Erin Riches, Senior Editor @ 6,448 miles
May 11, 2009
There's something about windshield-mounted portable navigation systems that just looks a bit goofy. When I spy another motorist with a black-plastic blob suction-cupped to his car's windshield, it's like he's proclaiming to me: "I have no sense of direction and I don't know where I'm going!" Might as well sign an "L" on your forehead, dude.
That's why I've come to enjoy our Suzuki's SX4's factory-portable Garmin navigation system.
When you don't need it, it stays hidden. When you do need it, just push down on the
dash-mounted lid to pop it up. It's
discrete discreet and always-available
navigation for the directionally challenged.
Brent Romans, Senior Automotive Editor @ 5,630 miles
May 08, 2009
Though almost all new cars now come with an auxiliary audio jack, the 2009 Suzuki SX4 isn't one of them. I use my iPod a lot while driving, so not having an input jack on our long-term SX4 has been a little disappointing. Thankfully, Suzuki does offer a regular input jack or a specific iPod adapter (stock photo below) as dealer-installed accessories. For the iPod adapter, though, I think the head unit's poor text display capabilities would hamper its appeal.
April 08, 2009
I'm still reveling in our Suzuki SX4's high-tech features. While I don't exactly need a navigation system on my daily commute (I've driven this route approximately 3,000 times in the past 7 years), I like having the screen up for several other reasons.
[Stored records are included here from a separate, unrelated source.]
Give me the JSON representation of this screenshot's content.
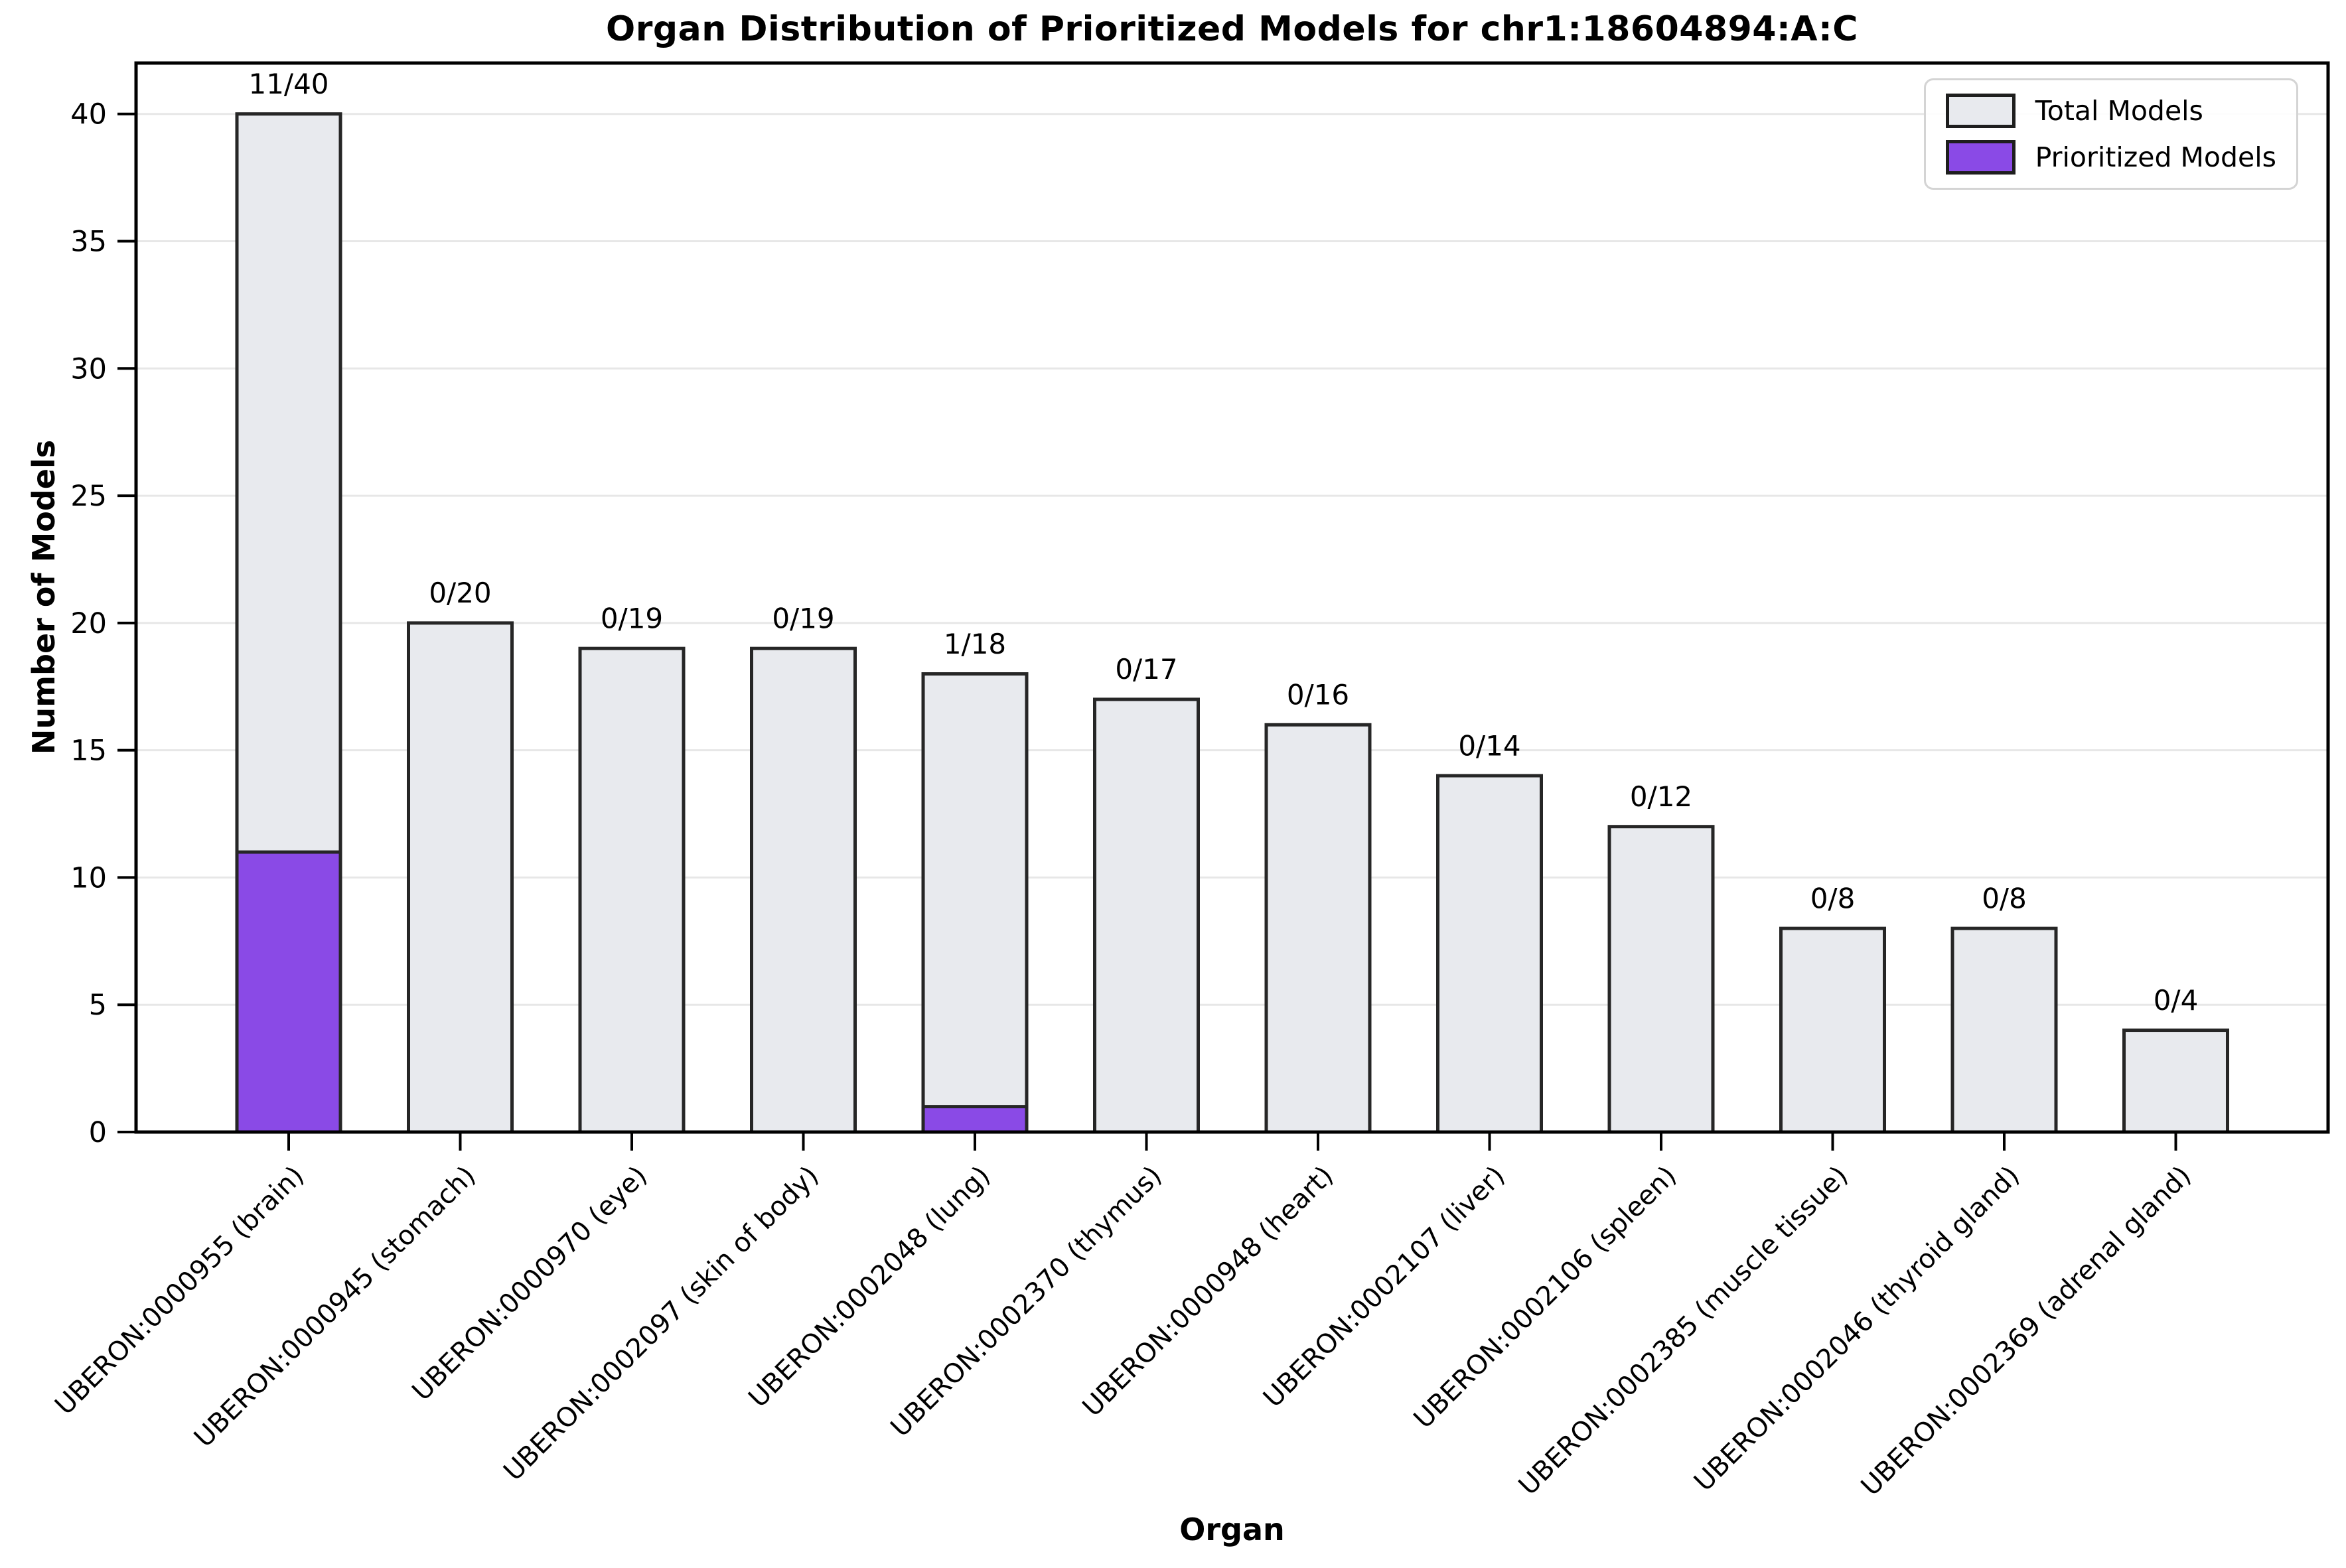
{
  "figure": {
    "title": "Organ Distribution of Prioritized Models for chr1:18604894:A:C",
    "xlabel": "Organ",
    "ylabel": "Number of Models"
  },
  "chart_data": {
    "type": "bar",
    "title": "Organ Distribution of Prioritized Models for chr1:18604894:A:C",
    "xlabel": "Organ",
    "ylabel": "Number of Models",
    "categories": [
      "UBERON:0000955 (brain)",
      "UBERON:0000945 (stomach)",
      "UBERON:0000970 (eye)",
      "UBERON:0002097 (skin of body)",
      "UBERON:0002048 (lung)",
      "UBERON:0002370 (thymus)",
      "UBERON:0000948 (heart)",
      "UBERON:0002107 (liver)",
      "UBERON:0002106 (spleen)",
      "UBERON:0002385 (muscle tissue)",
      "UBERON:0002046 (thyroid gland)",
      "UBERON:0002369 (adrenal gland)"
    ],
    "series": [
      {
        "name": "Total Models",
        "values": [
          40,
          20,
          19,
          19,
          18,
          17,
          16,
          14,
          12,
          8,
          8,
          4
        ],
        "color": "#e8eaee"
      },
      {
        "name": "Prioritized Models",
        "values": [
          11,
          0,
          0,
          0,
          1,
          0,
          0,
          0,
          0,
          0,
          0,
          0
        ],
        "color": "#8a4ae6"
      }
    ],
    "bar_labels": [
      "11/40",
      "0/20",
      "0/19",
      "0/19",
      "1/18",
      "0/17",
      "0/16",
      "0/14",
      "0/12",
      "0/8",
      "0/8",
      "0/4"
    ],
    "yticks": [
      0,
      5,
      10,
      15,
      20,
      25,
      30,
      35,
      40
    ],
    "ylim": [
      0,
      42
    ],
    "grid": "horizontal",
    "legend_position": "upper right",
    "colors": {
      "bar_edge": "#262626",
      "grid": "#e7e7e7",
      "spine": "#000000",
      "tick": "#000000",
      "text": "#000000"
    }
  }
}
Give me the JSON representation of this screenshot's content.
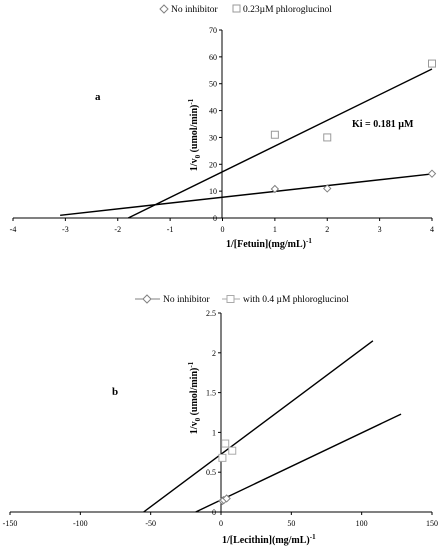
{
  "chart_data": [
    {
      "type": "scatter",
      "panel_label": "a",
      "xlabel_main": "1/[Fetuin](mg/mL)",
      "xlabel_sup": "-1",
      "ylabel_main": "1/v",
      "ylabel_sub": "0",
      "ylabel_rest": " (umol/min)",
      "ylabel_sup": "-1",
      "xlim": [
        -4,
        4
      ],
      "ylim": [
        0,
        70
      ],
      "xticks": [
        -4,
        -3,
        -2,
        -1,
        0,
        1,
        2,
        3,
        4
      ],
      "yticks": [
        0,
        10,
        20,
        30,
        40,
        50,
        60,
        70
      ],
      "annotation": "Ki = 0.181 µM",
      "legend_position": "top-center",
      "series": [
        {
          "name": "No inhibitor",
          "marker": "diamond",
          "color": "#808080",
          "points": [
            [
              1,
              10.8
            ],
            [
              2,
              11.0
            ],
            [
              4,
              16.5
            ]
          ],
          "line": [
            [
              -3.1,
              1.0
            ],
            [
              4,
              16.4
            ]
          ]
        },
        {
          "name": "0.23µM phloroglucinol",
          "marker": "square",
          "color": "#9a9a9a",
          "points": [
            [
              1,
              31.0
            ],
            [
              2,
              30.0
            ],
            [
              4,
              57.5
            ]
          ],
          "line": [
            [
              -1.8,
              0.0
            ],
            [
              4,
              55.5
            ]
          ]
        }
      ]
    },
    {
      "type": "scatter",
      "panel_label": "b",
      "xlabel_main": "1/[Lecithin](mg/mL)",
      "xlabel_sup": "-1",
      "ylabel_main": "1/v",
      "ylabel_sub": "0",
      "ylabel_rest": " (umol/min)",
      "ylabel_sup": "-1",
      "xlim": [
        -150,
        150
      ],
      "ylim": [
        0,
        2.5
      ],
      "xticks": [
        -150,
        -100,
        -50,
        0,
        50,
        100,
        150
      ],
      "yticks": [
        0,
        0.5,
        1,
        1.5,
        2,
        2.5
      ],
      "xtick_labels": [
        "-150",
        "-100",
        "-50",
        "0",
        "50",
        "100",
        "150"
      ],
      "ytick_labels": [
        "0",
        "0.5",
        "1",
        "1.5",
        "2",
        "2.5"
      ],
      "legend_position": "top-center",
      "series": [
        {
          "name": "No inhibitor",
          "marker": "diamond",
          "color": "#808080",
          "points": [
            [
              1,
              0.14
            ],
            [
              2,
              0.15
            ],
            [
              4,
              0.17
            ]
          ],
          "line": [
            [
              -18,
              0.0
            ],
            [
              128,
              1.23
            ]
          ]
        },
        {
          "name": "with 0.4 µM phloroglucinol",
          "marker": "square",
          "color": "#aaaaaa",
          "points": [
            [
              1,
              0.68
            ],
            [
              3,
              0.86
            ],
            [
              8,
              0.77
            ]
          ],
          "line": [
            [
              -55,
              0.0
            ],
            [
              108,
              2.15
            ]
          ]
        }
      ]
    }
  ]
}
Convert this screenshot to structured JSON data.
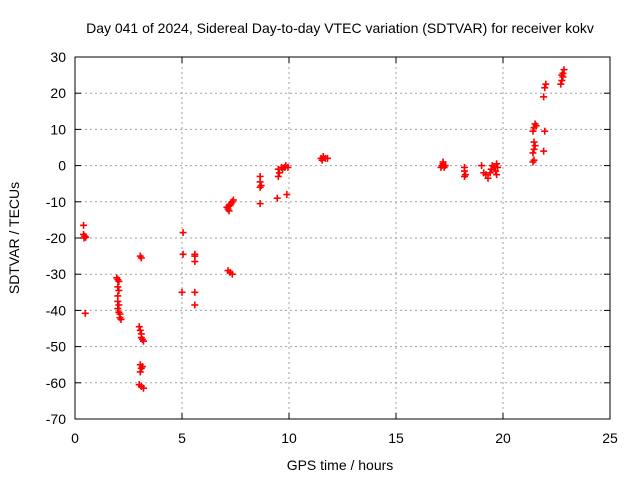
{
  "chart_data": {
    "type": "scatter",
    "title": "Day 041 of 2024, Sidereal Day-to-day VTEC variation (SDTVAR) for receiver kokv",
    "xlabel": "GPS time / hours",
    "ylabel": "SDTVAR / TECUs",
    "xlim": [
      0,
      25
    ],
    "ylim": [
      -70,
      30
    ],
    "xticks": [
      0,
      5,
      10,
      15,
      20,
      25
    ],
    "yticks": [
      -70,
      -60,
      -50,
      -40,
      -30,
      -20,
      -10,
      0,
      10,
      20,
      30
    ],
    "grid": true,
    "marker": "+",
    "color": "#ff0000",
    "series": [
      {
        "name": "SDTVAR",
        "points": [
          [
            0.4,
            -16.5
          ],
          [
            0.4,
            -19.0
          ],
          [
            0.45,
            -19.5
          ],
          [
            0.5,
            -19.8
          ],
          [
            0.42,
            -20.0
          ],
          [
            0.48,
            -40.8
          ],
          [
            1.95,
            -31.0
          ],
          [
            2.0,
            -31.5
          ],
          [
            2.05,
            -32.0
          ],
          [
            2.0,
            -33.5
          ],
          [
            2.05,
            -34.5
          ],
          [
            2.0,
            -37.5
          ],
          [
            2.05,
            -38.5
          ],
          [
            2.0,
            -39.5
          ],
          [
            2.05,
            -40.5
          ],
          [
            2.1,
            -41.0
          ],
          [
            2.1,
            -42.0
          ],
          [
            2.15,
            -42.5
          ],
          [
            2.0,
            -36.0
          ],
          [
            3.05,
            -25.0
          ],
          [
            3.1,
            -25.5
          ],
          [
            3.0,
            -44.5
          ],
          [
            3.05,
            -45.5
          ],
          [
            3.1,
            -46.5
          ],
          [
            3.1,
            -47.5
          ],
          [
            3.15,
            -48.0
          ],
          [
            3.2,
            -48.5
          ],
          [
            3.05,
            -55.0
          ],
          [
            3.1,
            -56.0
          ],
          [
            3.05,
            -57.0
          ],
          [
            3.15,
            -55.5
          ],
          [
            3.0,
            -60.5
          ],
          [
            3.1,
            -61.0
          ],
          [
            3.2,
            -61.5
          ],
          [
            5.05,
            -18.5
          ],
          [
            5.05,
            -24.5
          ],
          [
            5.0,
            -35.0
          ],
          [
            5.6,
            -24.5
          ],
          [
            5.6,
            -25.0
          ],
          [
            5.6,
            -26.5
          ],
          [
            5.6,
            -35.0
          ],
          [
            5.6,
            -38.5
          ],
          [
            7.15,
            -29.0
          ],
          [
            7.25,
            -29.5
          ],
          [
            7.35,
            -30.0
          ],
          [
            7.1,
            -11.5
          ],
          [
            7.15,
            -12.0
          ],
          [
            7.2,
            -11.0
          ],
          [
            7.25,
            -11.0
          ],
          [
            7.3,
            -10.5
          ],
          [
            7.35,
            -10.0
          ],
          [
            7.4,
            -9.5
          ],
          [
            7.2,
            -12.5
          ],
          [
            8.65,
            -3.0
          ],
          [
            8.65,
            -4.5
          ],
          [
            8.7,
            -5.5
          ],
          [
            8.65,
            -6.0
          ],
          [
            8.65,
            -10.5
          ],
          [
            9.45,
            -9.0
          ],
          [
            9.5,
            -1.0
          ],
          [
            9.55,
            -2.0
          ],
          [
            9.5,
            -3.0
          ],
          [
            9.65,
            -0.5
          ],
          [
            9.7,
            -1.0
          ],
          [
            9.8,
            -0.5
          ],
          [
            9.85,
            0.0
          ],
          [
            9.9,
            -8.0
          ],
          [
            9.95,
            -0.5
          ],
          [
            11.5,
            2.0
          ],
          [
            11.55,
            1.5
          ],
          [
            11.6,
            2.5
          ],
          [
            11.7,
            2.0
          ],
          [
            11.8,
            2.0
          ],
          [
            17.1,
            -0.5
          ],
          [
            17.15,
            0.0
          ],
          [
            17.2,
            0.5
          ],
          [
            17.2,
            1.0
          ],
          [
            17.25,
            -0.5
          ],
          [
            17.3,
            0.0
          ],
          [
            18.2,
            -0.5
          ],
          [
            18.2,
            -1.5
          ],
          [
            18.25,
            -2.5
          ],
          [
            18.2,
            -3.0
          ],
          [
            19.0,
            0.0
          ],
          [
            19.1,
            -2.0
          ],
          [
            19.2,
            -2.5
          ],
          [
            19.3,
            -3.5
          ],
          [
            19.4,
            -2.0
          ],
          [
            19.45,
            -1.0
          ],
          [
            19.5,
            0.0
          ],
          [
            19.6,
            -0.5
          ],
          [
            19.65,
            -1.5
          ],
          [
            19.7,
            -2.5
          ],
          [
            19.7,
            0.5
          ],
          [
            19.75,
            -0.5
          ],
          [
            21.4,
            1.0
          ],
          [
            21.45,
            1.5
          ],
          [
            21.4,
            3.5
          ],
          [
            21.45,
            4.5
          ],
          [
            21.5,
            5.5
          ],
          [
            21.45,
            6.5
          ],
          [
            21.4,
            9.5
          ],
          [
            21.45,
            10.5
          ],
          [
            21.5,
            11.5
          ],
          [
            21.55,
            11.0
          ],
          [
            21.9,
            4.0
          ],
          [
            21.95,
            9.5
          ],
          [
            21.9,
            19.0
          ],
          [
            21.95,
            21.5
          ],
          [
            22.0,
            22.5
          ],
          [
            22.7,
            22.5
          ],
          [
            22.75,
            23.5
          ],
          [
            22.8,
            24.5
          ],
          [
            22.75,
            25.0
          ],
          [
            22.8,
            25.5
          ],
          [
            22.85,
            26.5
          ]
        ]
      }
    ]
  }
}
First, I like seeing my relative position to upcoming landmarks. Second, I love how it tells me the upcoming cross street (even when it's not in route-guidance mode). Third, it's cool that it knows the existing speed limit on whatever stretch of road I'm traveling. Finally, it tells me my current speed and direction of travel.
Again, this is all default information provided by the Garmin unit without hitting a single touch-screen button. For tech geeks (like me), that's pretty cool. To have it provided in a sub-$20,000 economy hatchback? Impressive!
Karl Brauer, Edmunds.com Editor in Chief
April 08, 2009
I love that our Suzuki SX4 Crossover has satellite radio. Kid Space Live has saved my fanny more than once on a cranky drive home from day care with a toddler who's had a long day. I just wish that the SX4's radio display screen gave me more than 10 characters of information about the artist or song that's being played. The Toddler asks, "Who is singing this song, mommy?" I reply, "Dinosaur R-something, um, I'm not sure what they're called."
I realize that they've got limited real estate on the screen, but there's space for a couple more characters on there, don't you think? I recall systems in other cars with similarly limited space giving you the option of pushing a button or turning a knob to scroll through the rest of the text, but I couldn't find the same functionality in our SX4. Obviously, it's not a problem unless I'm broadening my horizons and listening to a genre of music I'm not already familiar with. Guess I'll just stick to First Wave.
Bryn MacKinnon, Senior Editor, Edmunds.com @ 3,309 miles
March 09, 2009
I had our 2009 Suzuki SX4 this weekend and although I have plenty to complain about -- its 13-gallon tank that could only seem to swallow 8 gallons at a time and burn through that quickly, for one -- I soon forgot all that when I remembered it had a Garmin navigation system. Yes, I completely forgot about the easy-to-work Garmin nav sitting in the jack-in-the-box compartment located on the dash over the radio controls.